Le calvaire des habitants de Gaza : Dans ce territoire, la population ne peut s’échapper / Robert Badinter : « L’antisémitisme contre la République »

LE MONDE | 02.08.2014
Edito du « Monde ». Partout dans le monde, les bombardements en zone urbaine font des victimes civiles. C’est particulièrement vrai de toutes les guerres dites asymétriques, où des combattants noyés dans la population affrontent une armée traditionnelle.
Au cours du seul week-end des samedi 19 et dimanche 20 juillet, quelque 700 personnes ont été tuées, en Syrie, dans la ville d’Alep, que les forces du régime de Bachar Al-Assad pilonnent à l’artillerie lourde – sans provoquer la moindre indignation.
Le plus souvent, les populations civiles fuient.
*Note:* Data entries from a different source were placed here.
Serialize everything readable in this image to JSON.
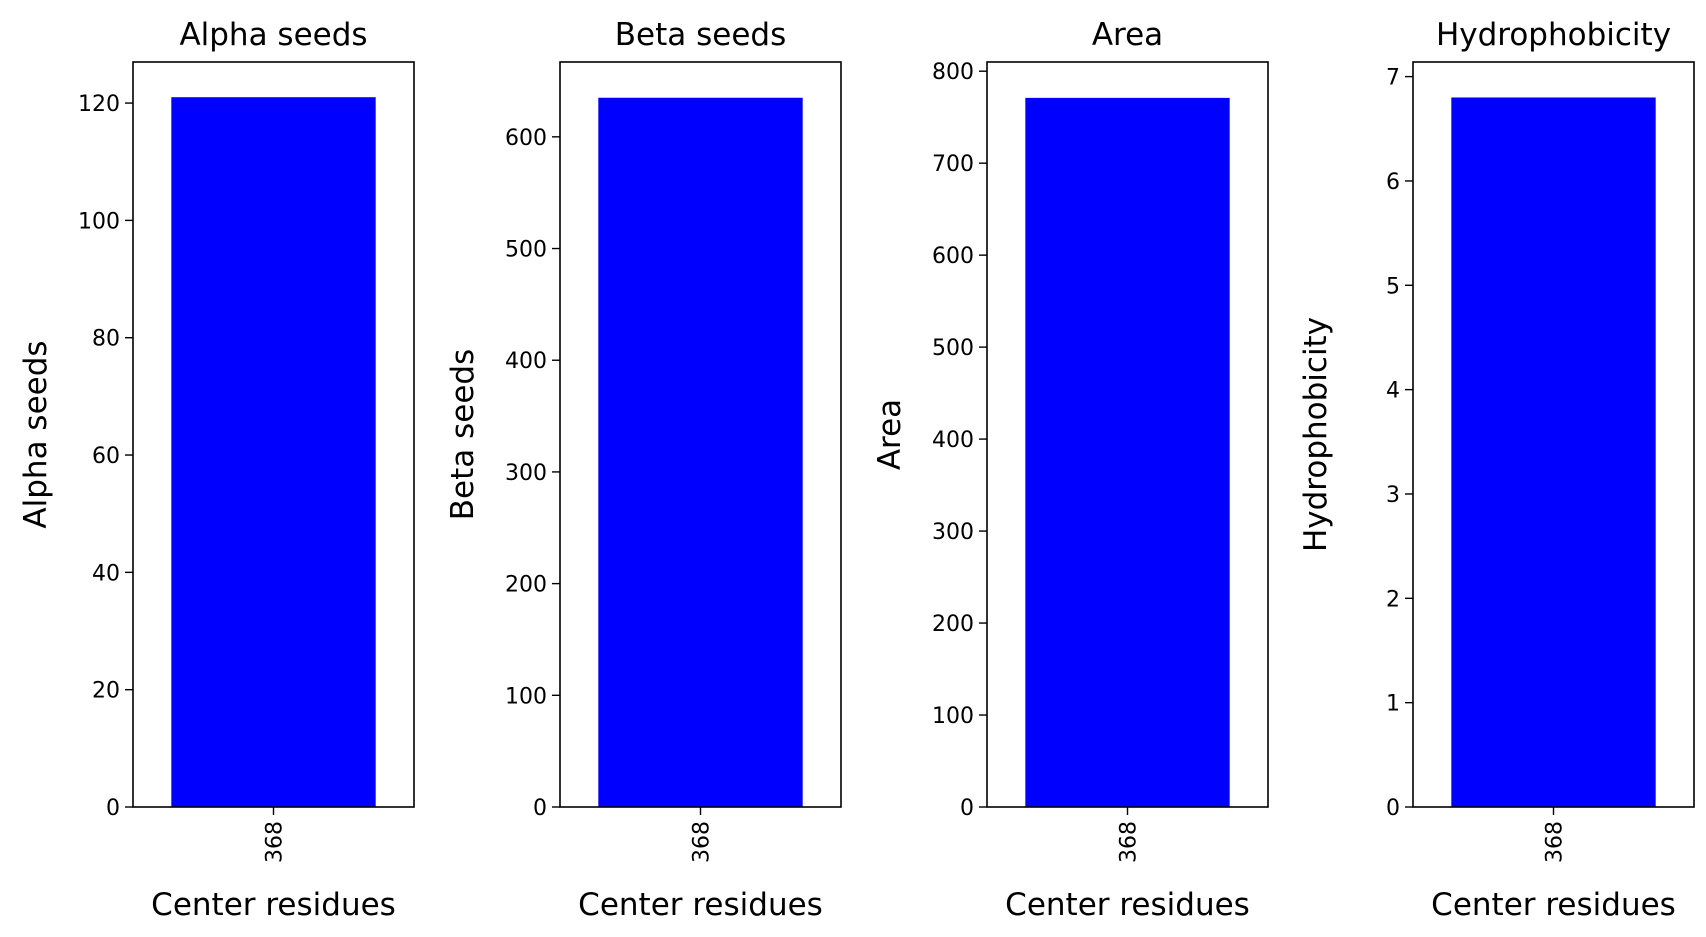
{
  "chart_data": [
    {
      "type": "bar",
      "title": "Alpha seeds",
      "xlabel": "Center residues",
      "ylabel": "Alpha seeds",
      "categories": [
        "368"
      ],
      "values": [
        121
      ],
      "ylim": [
        0,
        127
      ],
      "yticks": [
        0,
        20,
        40,
        60,
        80,
        100,
        120
      ],
      "bar_color": "#0000ff",
      "grid": false
    },
    {
      "type": "bar",
      "title": "Beta seeds",
      "xlabel": "Center residues",
      "ylabel": "Beta seeds",
      "categories": [
        "368"
      ],
      "values": [
        635
      ],
      "ylim": [
        0,
        667
      ],
      "yticks": [
        0,
        100,
        200,
        300,
        400,
        500,
        600
      ],
      "bar_color": "#0000ff",
      "grid": false
    },
    {
      "type": "bar",
      "title": "Area",
      "xlabel": "Center residues",
      "ylabel": "Area",
      "categories": [
        "368"
      ],
      "values": [
        771
      ],
      "ylim": [
        0,
        810
      ],
      "yticks": [
        0,
        100,
        200,
        300,
        400,
        500,
        600,
        700,
        800
      ],
      "bar_color": "#0000ff",
      "grid": false
    },
    {
      "type": "bar",
      "title": "Hydrophobicity",
      "xlabel": "Center residues",
      "ylabel": "Hydrophobicity",
      "categories": [
        "368"
      ],
      "values": [
        6.8
      ],
      "ylim": [
        0,
        7.14
      ],
      "yticks": [
        0,
        1,
        2,
        3,
        4,
        5,
        6,
        7
      ],
      "bar_color": "#0000ff",
      "grid": false
    }
  ]
}
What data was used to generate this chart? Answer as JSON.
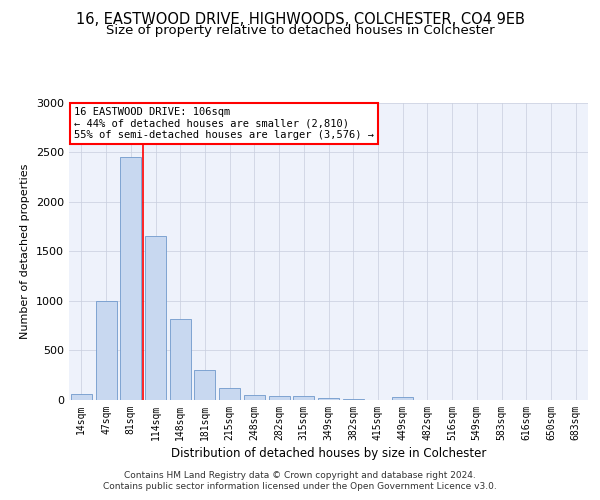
{
  "title1": "16, EASTWOOD DRIVE, HIGHWOODS, COLCHESTER, CO4 9EB",
  "title2": "Size of property relative to detached houses in Colchester",
  "xlabel": "Distribution of detached houses by size in Colchester",
  "ylabel": "Number of detached properties",
  "categories": [
    "14sqm",
    "47sqm",
    "81sqm",
    "114sqm",
    "148sqm",
    "181sqm",
    "215sqm",
    "248sqm",
    "282sqm",
    "315sqm",
    "349sqm",
    "382sqm",
    "415sqm",
    "449sqm",
    "482sqm",
    "516sqm",
    "549sqm",
    "583sqm",
    "616sqm",
    "650sqm",
    "683sqm"
  ],
  "values": [
    60,
    1000,
    2450,
    1650,
    820,
    300,
    120,
    55,
    45,
    45,
    25,
    15,
    0,
    30,
    0,
    0,
    0,
    0,
    0,
    0,
    0
  ],
  "bar_color": "#c8d8f0",
  "bar_edge_color": "#7099cc",
  "red_line_index": 2,
  "annotation_line1": "16 EASTWOOD DRIVE: 106sqm",
  "annotation_line2": "← 44% of detached houses are smaller (2,810)",
  "annotation_line3": "55% of semi-detached houses are larger (3,576) →",
  "ylim": [
    0,
    3000
  ],
  "yticks": [
    0,
    500,
    1000,
    1500,
    2000,
    2500,
    3000
  ],
  "footer_line1": "Contains HM Land Registry data © Crown copyright and database right 2024.",
  "footer_line2": "Contains public sector information licensed under the Open Government Licence v3.0.",
  "bg_color": "#eef2fb",
  "grid_color": "#c8cede",
  "title1_fontsize": 10.5,
  "title2_fontsize": 9.5,
  "xlabel_fontsize": 8.5,
  "ylabel_fontsize": 8,
  "tick_fontsize": 7,
  "annot_fontsize": 7.5,
  "footer_fontsize": 6.5
}
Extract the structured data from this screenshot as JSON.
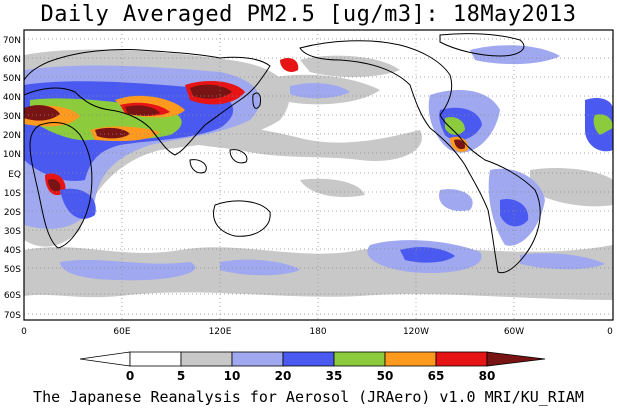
{
  "title": "Daily Averaged PM2.5 [ug/m3]: 18May2013",
  "footer": "The Japanese Reanalysis for Aerosol (JRAero) v1.0 MRI/KU_RIAM",
  "map": {
    "lat_labels": [
      "70N",
      "60N",
      "50N",
      "40N",
      "30N",
      "20N",
      "10N",
      "EQ",
      "10S",
      "20S",
      "30S",
      "40S",
      "50S",
      "60S",
      "70S"
    ],
    "lon_labels": [
      "0",
      "60E",
      "120E",
      "180",
      "120W",
      "60W",
      "0"
    ]
  },
  "colorbar": {
    "ticks": [
      "0",
      "5",
      "10",
      "20",
      "35",
      "50",
      "65",
      "80"
    ],
    "colors": [
      "#ffffff",
      "#c8c8c8",
      "#a0a8f0",
      "#4a5af0",
      "#8ccc3c",
      "#ff9a1e",
      "#e61414",
      "#781414"
    ]
  }
}
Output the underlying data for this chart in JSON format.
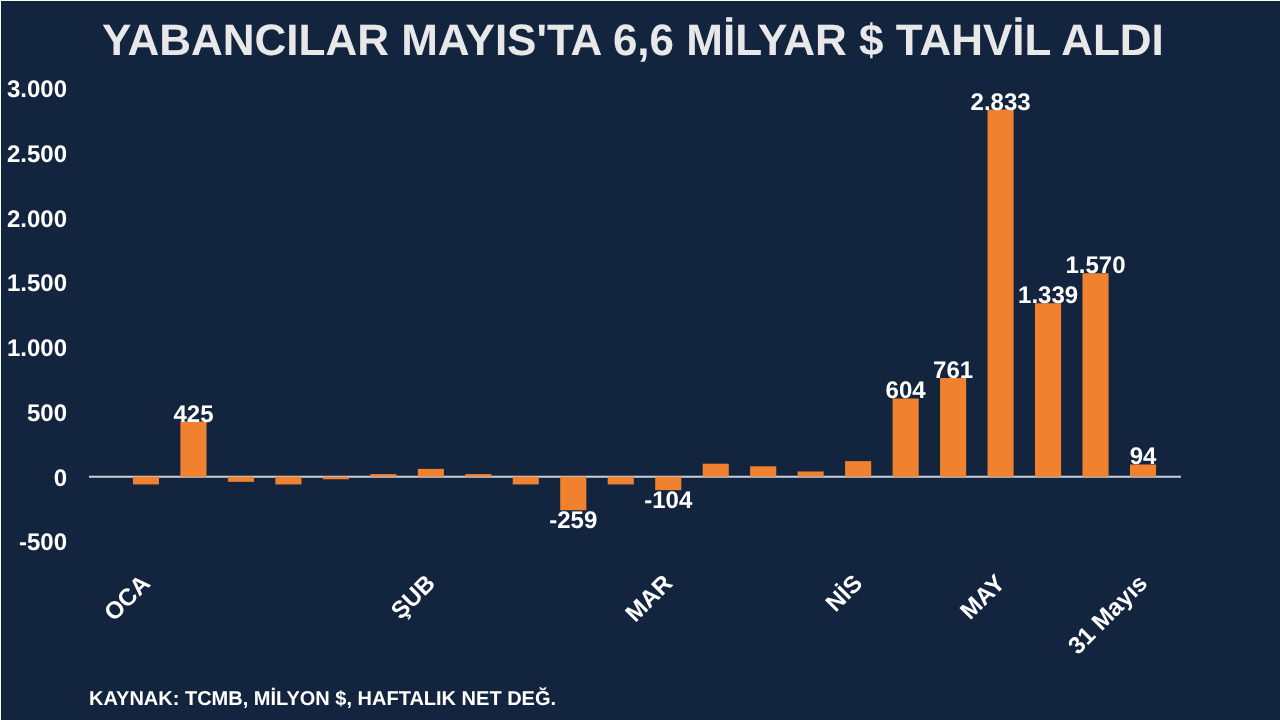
{
  "chart_data": {
    "type": "bar",
    "title": "YABANCILAR MAYIS'TA 6,6 MİLYAR $ TAHVİL ALDI",
    "categories": [
      "OCA",
      null,
      null,
      null,
      null,
      null,
      "ŞUB",
      null,
      null,
      null,
      null,
      "MAR",
      null,
      null,
      null,
      "NİS",
      null,
      null,
      "MAY",
      null,
      null,
      "31 Mayıs"
    ],
    "values": [
      -60,
      425,
      -40,
      -60,
      -20,
      20,
      60,
      20,
      -60,
      -259,
      -60,
      -104,
      100,
      80,
      40,
      120,
      604,
      761,
      2833,
      1339,
      1570,
      94
    ],
    "ref_lines": [
      {
        "axis": "y",
        "value": 0,
        "color": "#c8d0dc"
      }
    ],
    "value_labels": [
      null,
      "425",
      null,
      null,
      null,
      null,
      null,
      null,
      null,
      "-259",
      null,
      "-104",
      null,
      null,
      null,
      null,
      "604",
      "761",
      "2.833",
      "1.339",
      "1.570",
      "94"
    ],
    "color": "#f0812f",
    "ylim": [
      -620,
      3100
    ],
    "yticks": [
      {
        "value": -500,
        "label": "-500"
      },
      0,
      500,
      {
        "value": 1000,
        "label": "1.000"
      },
      {
        "value": 1500,
        "label": "1.500"
      },
      {
        "value": 2000,
        "label": "2.000"
      },
      {
        "value": 2500,
        "label": "2.500"
      },
      {
        "value": 3000,
        "label": "3.000"
      }
    ],
    "grid": false,
    "annotations": [
      "KAYNAK: TCMB, MİLYON $, HAFTALIK NET DEĞ."
    ]
  }
}
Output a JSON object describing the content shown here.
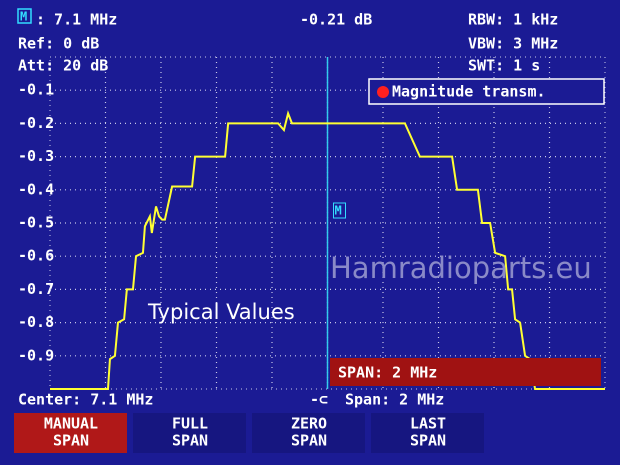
{
  "header": {
    "ref": "Ref: 0 dB",
    "att": "Att: 20 dB",
    "rbw": "RBW: 1 kHz",
    "vbw": "VBW: 3 MHz",
    "swt": "SWT: 1 s"
  },
  "chart_data": {
    "type": "line",
    "marker": {
      "label": "M",
      "x": 7.1,
      "x_label": ": 7.1 MHz",
      "value": -0.21,
      "value_label": "-0.21 dB"
    },
    "series": [
      {
        "name": "Magnitude transm.",
        "color": "#ffff33",
        "x": [
          6.1,
          6.309,
          6.316,
          6.334,
          6.345,
          6.367,
          6.377,
          6.399,
          6.41,
          6.435,
          6.442,
          6.46,
          6.467,
          6.482,
          6.493,
          6.504,
          6.514,
          6.54,
          6.612,
          6.623,
          6.731,
          6.742,
          6.922,
          6.943,
          6.958,
          6.972,
          7.379,
          7.433,
          7.549,
          7.567,
          7.642,
          7.657,
          7.686,
          7.704,
          7.74,
          7.751,
          7.765,
          7.776,
          7.794,
          7.812,
          7.83,
          7.848,
          8.1
        ],
        "values": [
          -1.0,
          -1.0,
          -0.91,
          -0.9,
          -0.8,
          -0.79,
          -0.7,
          -0.7,
          -0.6,
          -0.59,
          -0.51,
          -0.48,
          -0.53,
          -0.45,
          -0.48,
          -0.49,
          -0.49,
          -0.39,
          -0.39,
          -0.3,
          -0.3,
          -0.2,
          -0.2,
          -0.22,
          -0.17,
          -0.2,
          -0.2,
          -0.3,
          -0.3,
          -0.4,
          -0.4,
          -0.5,
          -0.5,
          -0.59,
          -0.6,
          -0.7,
          -0.7,
          -0.79,
          -0.8,
          -0.9,
          -0.91,
          -1.0,
          -1.0
        ]
      }
    ],
    "xlim": [
      6.1,
      8.1
    ],
    "ylim": [
      -1.0,
      0
    ],
    "yticks": [
      -0.1,
      -0.2,
      -0.3,
      -0.4,
      -0.5,
      -0.6,
      -0.7,
      -0.8,
      -0.9
    ],
    "grid": true,
    "legend": "top-right",
    "annotation": "Typical Values",
    "watermark": "Hamradioparts.eu"
  },
  "footer": {
    "center": "Center: 7.1 MHz",
    "span": "Span: 2 MHz",
    "span_box": "SPAN: 2 MHz"
  },
  "softkeys": [
    [
      "MANUAL",
      "SPAN"
    ],
    [
      "FULL",
      "SPAN"
    ],
    [
      "ZERO",
      "SPAN"
    ],
    [
      "LAST",
      "SPAN"
    ]
  ]
}
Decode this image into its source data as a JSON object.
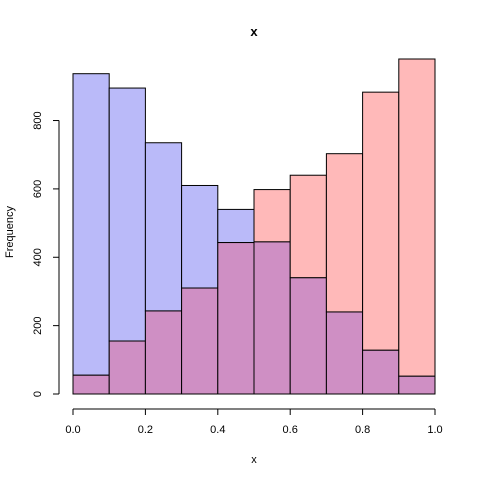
{
  "chart_data": {
    "type": "bar",
    "title": "x",
    "xlabel": "x",
    "ylabel": "Frequency",
    "xlim": [
      0,
      1
    ],
    "ylim": [
      0,
      980
    ],
    "bin_edges": [
      0.0,
      0.1,
      0.2,
      0.3,
      0.4,
      0.5,
      0.6,
      0.7,
      0.8,
      0.9,
      1.0
    ],
    "x_ticks": [
      0.0,
      0.2,
      0.4,
      0.6,
      0.8,
      1.0
    ],
    "x_tick_labels": [
      "0.0",
      "0.2",
      "0.4",
      "0.6",
      "0.8",
      "1.0"
    ],
    "y_ticks": [
      0,
      200,
      400,
      600,
      800
    ],
    "y_tick_labels": [
      "0",
      "200",
      "400",
      "600",
      "800"
    ],
    "grid": false,
    "series": [
      {
        "values": [
          937,
          895,
          735,
          610,
          540,
          445,
          340,
          240,
          128,
          52
        ],
        "color": "#babaf9"
      },
      {
        "values": [
          55,
          155,
          243,
          310,
          443,
          598,
          640,
          703,
          883,
          980
        ],
        "color": "#ffb9b9"
      }
    ],
    "overlap_color": "#cf8fc4"
  }
}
Elles viennent gonfler les camps de réfugiés dans les pays alentour. Pas à Gaza. Dans ce territoire palestinien de 360 kilomètres carrés, la population ne peut s’échapper. Les habitants de la bande de Gaza – 1,8 million de personnes – sont prisonniers de la guerre.
Près d’un mois après le début de l’opération israélienne, ils vivent un véritable enfer, une tragédie humanitaire de grande ampleur. Pour combien de temps encore ?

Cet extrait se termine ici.